The liquor thus approved of was immediately subjected to the process of consumption, which its merits were so well calculated to insure for it, and this at such a rate that the consumers very soon began to exhibit, in their own persons, rather curious specimens of the effect of strong drink on the animal economy. They began to speak thick and fast, and both at the same time; their conversation chiefly turning on the various actions and law proceedings in which they had from time to time been engaged.

It was during this confabulation that Skimclean informed his guest of a certain law-plea in which he was at the moment involved, and in which he was ably supported by the astute Donald Quirkum, already alluded to.

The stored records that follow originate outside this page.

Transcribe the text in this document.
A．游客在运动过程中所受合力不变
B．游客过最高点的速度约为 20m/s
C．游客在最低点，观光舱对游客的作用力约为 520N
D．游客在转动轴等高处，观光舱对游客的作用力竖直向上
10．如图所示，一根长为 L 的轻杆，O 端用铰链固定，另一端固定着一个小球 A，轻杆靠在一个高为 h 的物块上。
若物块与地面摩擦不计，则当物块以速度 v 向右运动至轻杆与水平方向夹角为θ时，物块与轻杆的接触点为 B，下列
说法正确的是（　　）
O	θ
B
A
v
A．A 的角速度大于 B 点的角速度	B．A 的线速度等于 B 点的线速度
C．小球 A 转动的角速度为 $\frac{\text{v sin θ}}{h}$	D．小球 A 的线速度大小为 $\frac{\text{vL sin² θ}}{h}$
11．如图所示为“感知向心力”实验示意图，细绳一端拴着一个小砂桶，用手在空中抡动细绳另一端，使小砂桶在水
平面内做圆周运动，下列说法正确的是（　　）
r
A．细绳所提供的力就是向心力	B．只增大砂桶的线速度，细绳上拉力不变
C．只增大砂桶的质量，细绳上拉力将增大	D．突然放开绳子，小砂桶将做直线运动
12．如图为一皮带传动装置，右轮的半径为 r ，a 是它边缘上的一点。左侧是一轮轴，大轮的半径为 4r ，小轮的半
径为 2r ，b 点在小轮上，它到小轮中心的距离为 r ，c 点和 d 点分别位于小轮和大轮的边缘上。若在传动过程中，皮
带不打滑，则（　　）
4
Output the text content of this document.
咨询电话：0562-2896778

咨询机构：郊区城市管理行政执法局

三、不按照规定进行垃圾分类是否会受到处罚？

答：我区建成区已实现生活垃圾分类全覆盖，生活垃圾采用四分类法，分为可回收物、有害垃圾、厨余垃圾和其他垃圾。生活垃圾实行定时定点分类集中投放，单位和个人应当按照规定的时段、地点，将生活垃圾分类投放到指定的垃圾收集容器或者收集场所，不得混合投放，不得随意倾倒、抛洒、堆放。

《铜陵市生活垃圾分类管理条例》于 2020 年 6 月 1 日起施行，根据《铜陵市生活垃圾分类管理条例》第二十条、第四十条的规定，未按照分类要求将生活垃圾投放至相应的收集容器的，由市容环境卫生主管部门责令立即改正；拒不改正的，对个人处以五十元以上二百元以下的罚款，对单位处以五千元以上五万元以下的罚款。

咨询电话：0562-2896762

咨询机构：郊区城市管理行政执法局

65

"The case, ye see," said Skimclean, "the case, ye see, my frien, is jist this:—In the place whar I was last, Craignockan, ane o' my laddies had a bit gemm cock, a bit steeve fechtin wee beastie, yea, a deevil o' a cratur. Aweel, ye see, it happened that our neebor the schulemaster had anither, o' whilk he was sae proud that he seemed to think mair o't than o' his wife. It was beyond a' doot a wonderfu' bird. His son brought it—so at least he said—frae Sumatra, in the East Indies—something o' the jungle-cock, or Jago cock species, gawlus giganteus[6] ye ken—ye'll maybe no understand the Latin."